Data released by the NBS on Friday showed new home prices in China remained unchanged between November and December 2024—putting a stop to a downslide that has been going on since June 2023.

Compared to a year earlier, however, prices fell by 5.3 percent—slightly less than in November, which saw a 5.7 percent year-on-year drop.

In another positive sign of stabilization, 23 of the 70 large- and medium-size cities analyzed by the NBS saw an increase in home prices—six more than in November.

Chinese media have attributed these price increases to the government’s initiatives to stabilize the country’s property sector, including by encouraging local governments to slash inventory.

“Key measures include eased purchasing restrictions, lowering home-buying costs and the introduction of a trade-in scheme for houses to stimulate demand,” the People’s Daily, a government-controlled news website, wrote on Monday.

“On the supply side, local authorities have encouraged the conversion of commercial housing into government-subsidized housing, while also curtailing land sales to cap market supply.”

People walk by at the Tai Hang Sai Estate on March 17, 2024, in Hong Kong, China. For the first time in 18 months, new home prices in China stopped falling month-on-month in December.
People walk by at the Tai Hang Sai Estate on March 17, 2024, in Hong Kong, China. For the first time in 18 months, new home prices in China stopped falling month-on-month in December.
Sawayasu Tsuji/Getty Images

What’s Behind the Ongoing Crisis?

The ongoing crisis in China’s property sector was triggered by a liquidity crunch that followed years of risky investments by developers in the country. Concerned over how indebted the sector had become, the Chinese government restricted new borrowing by developers in August 2020. However, the measure had the unwanted consequences of leaving many developers in the country unable to complete their housing projects and defaulting on their debt.

Evergrande, once China’s top-selling developer, defaulted on its offshore debt obligations in late 2021, in a major blow to the country’s sector. The giant’s downfall, which shook consumer and investor confidence, reflected system issues in the entire sector.

What People Are Saying

Ben Bennett, Asia-Pacific investment strategist at Legal And General Investment Management, told Reuters: “The property sector is still under pressure and authorities don’t want to see a return to the old days of leverage and big price rises, so investors still need to be patient.”

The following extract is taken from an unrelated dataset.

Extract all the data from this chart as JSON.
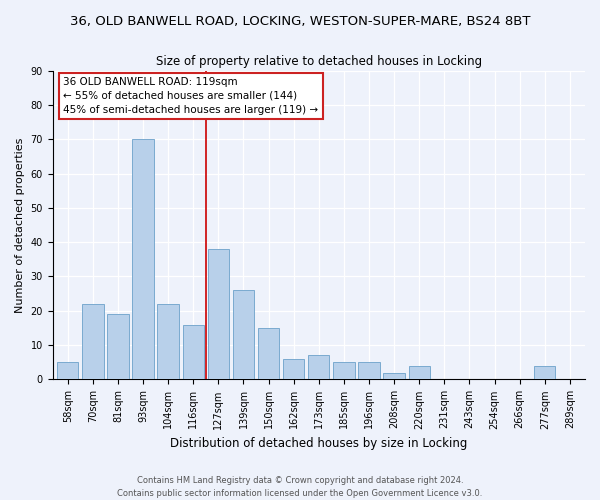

In a recent report by Goldman Sachs, Yi Wang, who leads the China real estate team, said: “Incremental government implementation of housing destocking will provide much better visibility for the housing market to stabilize in the coming years.”

What Happens Next

A recent report by Goldman Sachs on the state of the Chinese property sector found that the government’s measures to address the crisis had so far fallen short. However, “there are indications that the government will follow through with enough additional fiscal stimulus to address the real estate market breakdown in the coming years.”

S&P Global wrote in October last year that it expects China’s property sales to stabilize toward the second half of 2025 as prices steady in the most expensive cities in the country and overall sales volumes.

“This will depend on the government’s continued support for funding conditions for developers and efforts to reduce inventories,” the company wrote.